Routes and pathways

Your child stands at a crossroads – and there’s more than one path they could go down.

But which road is the right one for them? It’s not just about deciding on a job or profession. It’s about choosing a life that fits with their values and ambitions.

Encourage your child to reflect on what they enjoy, and want to do in the future. Think broadly, and beyond school subjects. What makes them happy? Reflecting on what they’ve achieved, they’ll be able to make informed decisions based on their skills and strengths.

By having these smaller, day-to-day chats, it’ll feel less intense when it’s time to have those all-important career conversations – and you’ll have a better picture of their interests. If you know what they’re interested in, you’ll be able to guide them to the right career destination.

We’ll help you work out the different directions they could take – whether that’s an apprenticeship, college, university or launching straight into the world of work.


Another great option for those seeking further and higher education. College provides a more local educational experience, with a teaching environment that’s often smaller. Around 30% of Scottish higher education students are studying at colleges.

Often, college subjects are vocationally orientated – helping people to get qualifications from SQF3 level and onwards. It can also bridge the gap to university – and can feel a little less daunting.

Did you know a HND can get you into second or third year at university?


Apprenticeships are ideal for people who are hands-on learners, who want to learn and earn at the same time.
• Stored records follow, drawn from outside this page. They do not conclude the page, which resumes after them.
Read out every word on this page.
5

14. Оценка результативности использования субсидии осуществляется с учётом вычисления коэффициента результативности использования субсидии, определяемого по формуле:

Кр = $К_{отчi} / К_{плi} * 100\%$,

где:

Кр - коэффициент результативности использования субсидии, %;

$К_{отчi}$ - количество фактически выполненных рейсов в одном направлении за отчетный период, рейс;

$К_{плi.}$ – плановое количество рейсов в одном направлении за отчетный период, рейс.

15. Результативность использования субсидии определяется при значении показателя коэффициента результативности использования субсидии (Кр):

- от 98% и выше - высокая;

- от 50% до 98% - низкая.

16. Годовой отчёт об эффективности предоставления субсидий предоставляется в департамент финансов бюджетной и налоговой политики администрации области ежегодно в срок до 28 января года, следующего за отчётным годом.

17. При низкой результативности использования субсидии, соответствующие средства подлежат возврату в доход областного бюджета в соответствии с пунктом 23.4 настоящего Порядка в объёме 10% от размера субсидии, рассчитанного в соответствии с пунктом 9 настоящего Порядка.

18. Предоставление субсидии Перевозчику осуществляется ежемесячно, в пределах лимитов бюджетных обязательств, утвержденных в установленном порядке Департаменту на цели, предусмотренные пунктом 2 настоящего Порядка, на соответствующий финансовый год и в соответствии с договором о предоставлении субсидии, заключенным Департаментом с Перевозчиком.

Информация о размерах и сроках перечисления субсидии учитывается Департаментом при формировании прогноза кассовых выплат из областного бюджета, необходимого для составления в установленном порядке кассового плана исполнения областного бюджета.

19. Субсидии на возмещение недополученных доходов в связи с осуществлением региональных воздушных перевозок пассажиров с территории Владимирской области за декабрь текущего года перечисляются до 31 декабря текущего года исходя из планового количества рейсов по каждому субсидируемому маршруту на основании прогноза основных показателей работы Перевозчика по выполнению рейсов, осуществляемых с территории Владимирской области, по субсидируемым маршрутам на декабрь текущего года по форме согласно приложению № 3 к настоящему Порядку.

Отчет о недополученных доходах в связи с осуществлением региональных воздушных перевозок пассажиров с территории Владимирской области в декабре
There’s a variety of apprenticeship options available.

Foundation Apprenticeships are completed in S5 and S6, alongside their Highers or Nationals, affording them the opportunity to gain real-life work experience.

Modern Apprenticeships work by allowing school leavers to learn on the job, whilst receiving skills-based training, across a broad spectrum of industries.

And then there’s Graduate Apprenticeships, which provide four years of on-the-job training alongside a university degree.

These all provide not just robust, industry-recognised qualifications – but also the chance to experience a real-life working environment and gain transferable skills that’ll make them more employable in the long run.


It’s about more than gaining a degree – it’s also somewhere to build your knowledge and skills.

Places for university are competitive, and entry requirements vary from institution to institution. Generally, there’s a minimum requirement of at least three Highers.

It’s about more than grades – universities look for fully-rounded individuals, and often take extracurricular activities, sports, voluntary and paid work into consideration when considering applications.

Students are often encouraged to build experience through internships, part-time and voluntary work.  Learning’s a life-long journey – it’s not just about the degree. Social confidence and connections are also a vital part of the university experience.

Getting a job

Not everyone’s interested in further education. Some people just want to get out there and make an impact straight away. If they’re keen to start working, it’s important to talk to them about what they want to do and achieve.

You’ll need to do some research too – maybe together. It’s a joint learning process, and it’ll give you a chance to discuss opportunities as they arise. Talk about your own experiences of education, life and work. Share your challenges, because if you open up, then your child might too.

And remember, challenges are an inevitable part of the job hunt.  It’s the resilience they respond with that’ll help them in the long run. Listen to their concerns, and support their successes.